Asep Mulyana menyoroti perlunya standar nasional bagi psikolog forensik agar kesaksian dan asesmen mereka diterima secara konsisten di pengadilan. Ia juga menilai kolaborasi dengan universitas sangat penting. “Psikologi forensik hadir di setiap lini proses hukum. Mulai dari investigasi hingga rehabilitasi. Sistem hukum kita akan lebih manusiawi bila mengintegrasikan keilmuan ini,” katanya.
Asep mengingatkan bahwa banyak perkara kriminal seperti kekerasan seksual, pembunuhan berencana, dan radikalisme membutuhkan perspektif psikologis yang kuat untuk interpretasi perilaku.

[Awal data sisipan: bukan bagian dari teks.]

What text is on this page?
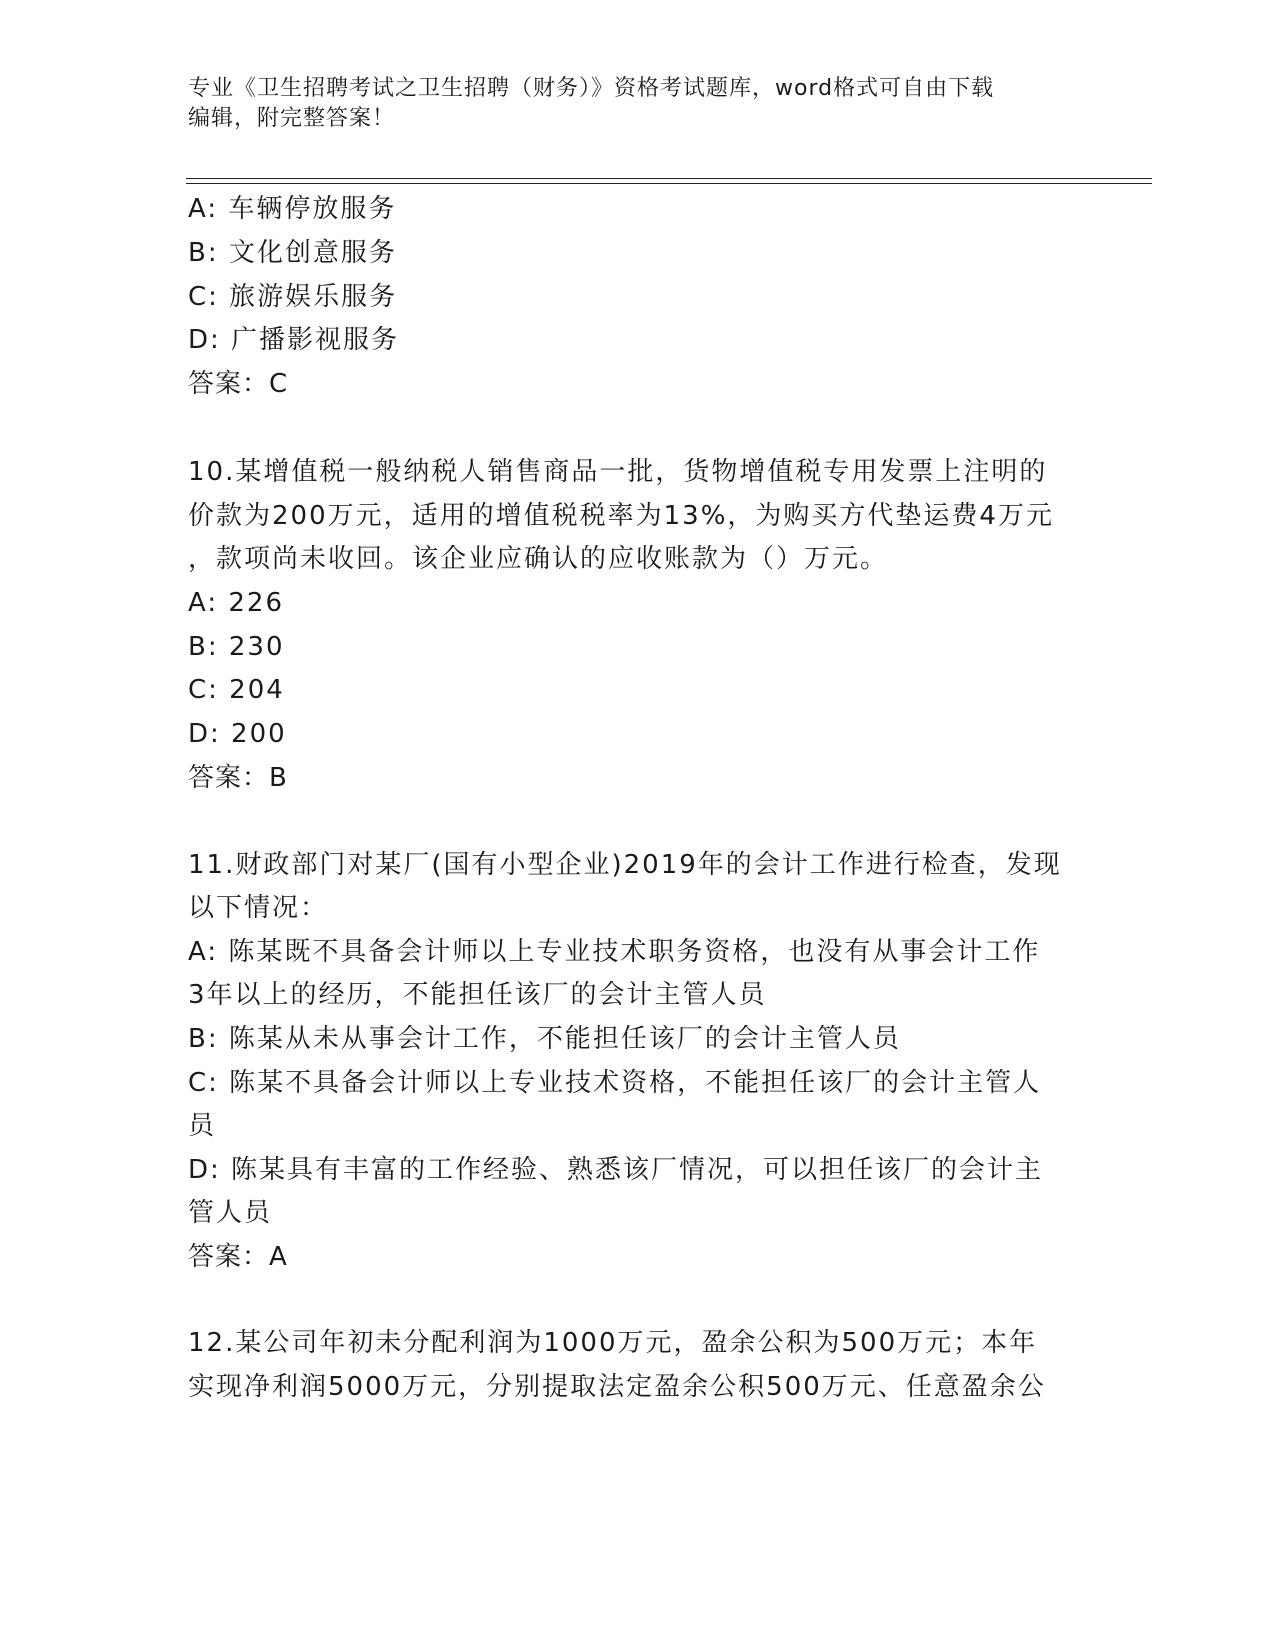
专业《卫生招聘考试之卫生招聘（财务）》资格考试题库，word格式可自由下载
编辑，附完整答案！
A: 车辆停放服务
B: 文化创意服务
C: 旅游娱乐服务
D: 广播影视服务
答案：C
10.某增值税一般纳税人销售商品一批，货物增值税专用发票上注明的
价款为200万元，适用的增值税税率为13%，为购买方代垫运费4万元
，款项尚未收回。该企业应确认的应收账款为（）万元。
A: 226
B: 230
C: 204
D: 200
答案：B
11.财政部门对某厂(国有小型企业)2019年的会计工作进行检查，发现
以下情况：
A: 陈某既不具备会计师以上专业技术职务资格，也没有从事会计工作
3年以上的经历，不能担任该厂的会计主管人员
B: 陈某从未从事会计工作，不能担任该厂的会计主管人员
C: 陈某不具备会计师以上专业技术资格，不能担任该厂的会计主管人
员
D: 陈某具有丰富的工作经验、熟悉该厂情况，可以担任该厂的会计主
管人员
答案：A
12.某公司年初未分配利润为1000万元，盈余公积为500万元；本年
实现净利润5000万元，分别提取法定盈余公积500万元、任意盈余公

Temilnas XIV APSIFOR di Unisba tidak hanya menjadi ajang berbagi ilmu, tetapi juga momentum penting untuk membangun arah baru psikologi forensik Indonesia. Dengan hadirnya para akademisi, aparat hukum, dan profesional lintas bidang, kegiatan ini menjadi tonggak untuk memperkuat integrasi antara ilmu psikologi dan sistem hukum nasional.